In Sydney, life carried on as before – nothing that had happened would be remembered as more than a bad dream. No one ever talked about the pyramid they dreamed they might have seen for fear they would be considered fools.
—
Senior Sergeant Rhodes’s police station was never attacked. The Arcadia Hotel never had rooms booked by the weirdo Summerfield group. And the Power Station was never burgled, because the Glamour was never there. In its place the curator, Thomas Gordon Taylor, was proud to display, as he always had, an ancient Aboriginal artefact that the eminent archaeologist Tomas G. Schneidter had found in the Blue Mountains in 1934 and which was kept on display with the full support of the Gundungurra. It was a simple painting from thousands of years ago, showing an Indigenous man wearing white hide.
—
In a Stormcage in the fifty-first century, Kik the Assassin delivered herself and Cyrrus Globb up for re-arrest, aware that only they knew what had transpired.
—
In 1934, a dark-skinned man in an open-necked white shirt and chinos, smiled and nodded his thanks to something unseen and walked into the rainforests of the Blue Mountains.
—
In the fifty-first century, Colonel Sadkin of the Church of the Papal Mainframe stared as Professor Jaanson and a Talpidian digger tried to protect themselves from the rain.
There was a flash and, for a brief second, he thought he saw the outline of a door on the side of the mountain. He blinked. No one else mentioned it.
‘Professor Jaanson,’ he grunted. ‘I think this mission needs to be aborted before the weather turns.’
Horace Jaanson opened his mouth to argue, then shrugged. ‘You’re probably right, Colonel. Without a decent archaeologist to help us, I don’t think we’ll find anything here. I’m beginning to doubt that Aztec Moon
is even the right location for the Ancients of the Universe.’
And, much to his satisfaction, Colonel Sadkin and his Clerics were able to pack up and get away from Aztec Moon before the rains took an even worse turn.
—
The TARDIS was flying through the space-time vortex, the Doctor rushing around from side to side, flipping buttons, punching switches (or maybe it was the other way round, although if that was what he was doing, it probably explained why the TARDIS rarely did as she was meant to). With an almighty flourish, the whole ship lurched on its side and the doors popped open.

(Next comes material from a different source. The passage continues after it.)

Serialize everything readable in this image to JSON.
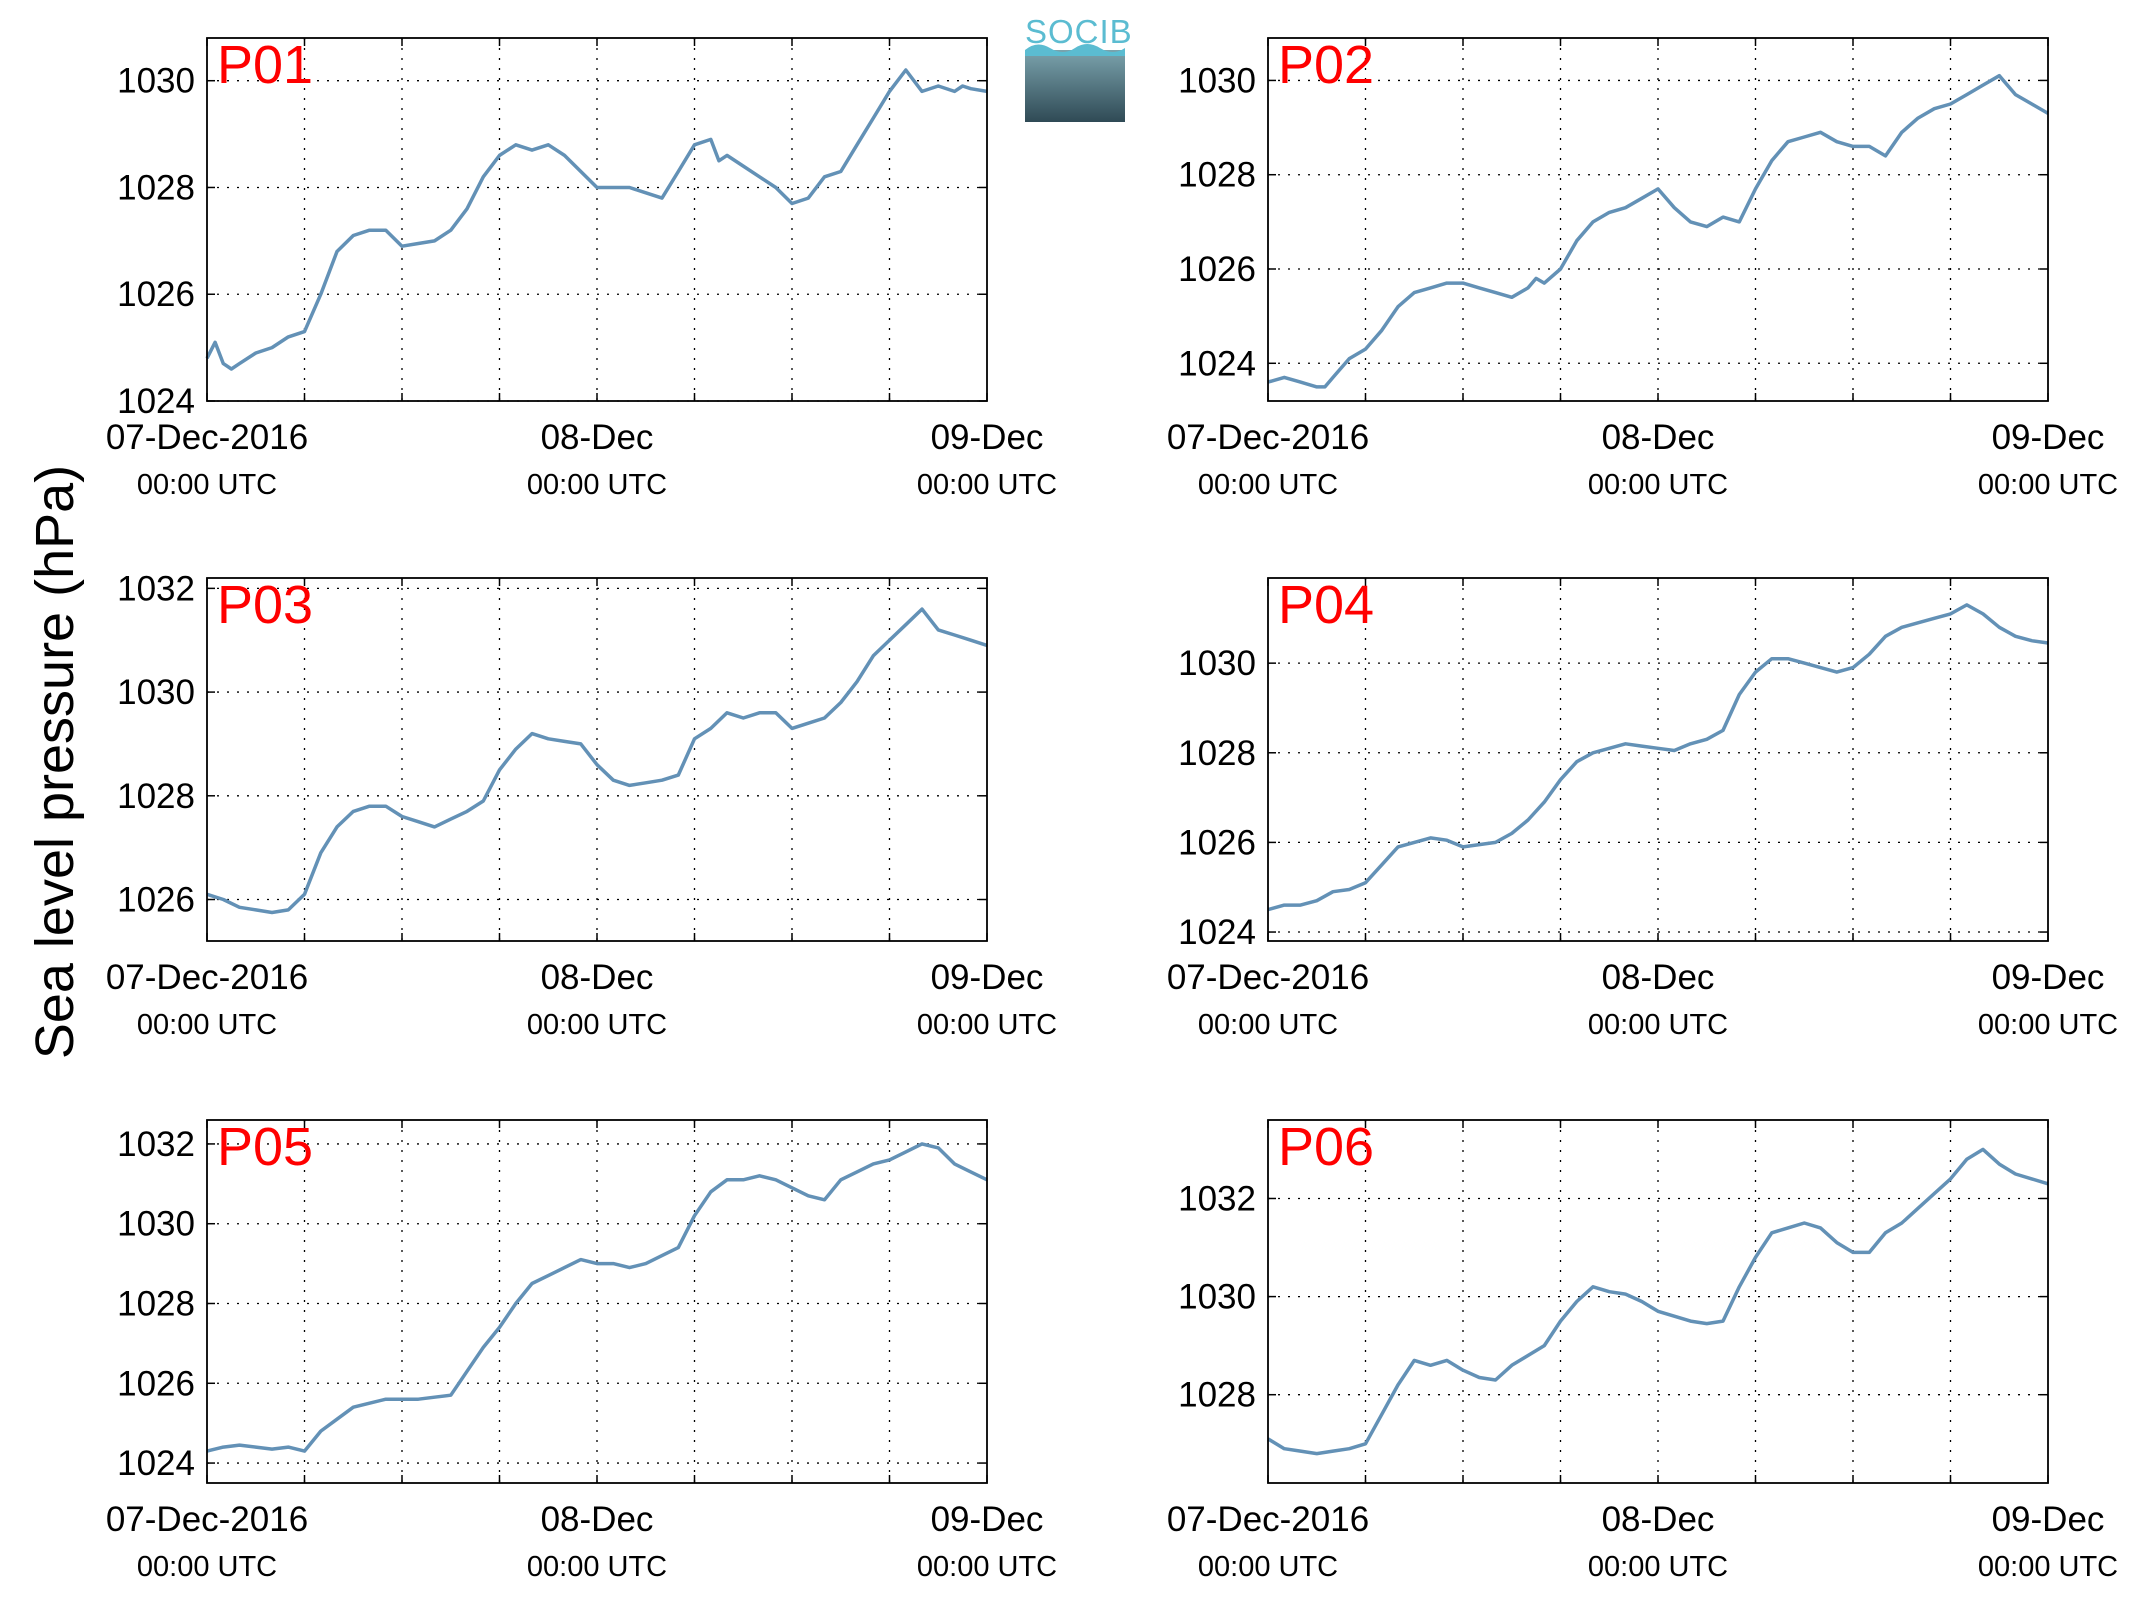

A beautiful blue sky could be seen through the doors as the TARDIS hovered somewhere on its side, like an open coffin.
After a second or two, something large and heavy dropped towards the open doors. Beyond that, something larger and heavier struck a mountainside, and the TARDIS was pelted with rocks and rubble. But the only thing that fell into the ship was a small rock with crystal lines running through it.
The Doctor caught it like a rugby ball, allowing its momentum to swirl him round, back towards the TARDIS console, which he thumped. The ship’s interior righted itself, and the TARDIS dematerialised from the ancient Australian Blue Mountains area.
—
The Doctor was back in the dark void. This time he knew what to expect.
As the blurred Ancients loomed up, he held out the trigger device. ‘Now no one other than me has ever touched this.’
And it winked out of existence.
‘Will they remember, or has time been reset?’
‘Nothing involving our technology will have happened. Has happened. Could happen. Did happen. Time has changed; tiny chronological events have been rewritten to alter the histories of those involved with our error. Our mistakes. But no one will ever know.
Again the Doctor thought back to his tutor at the Academy on Gallifrey. He had always hated the thought that ephemeral lives were unimportant enough to affect the Web of Time. But right now, he had to admit, it was for the best.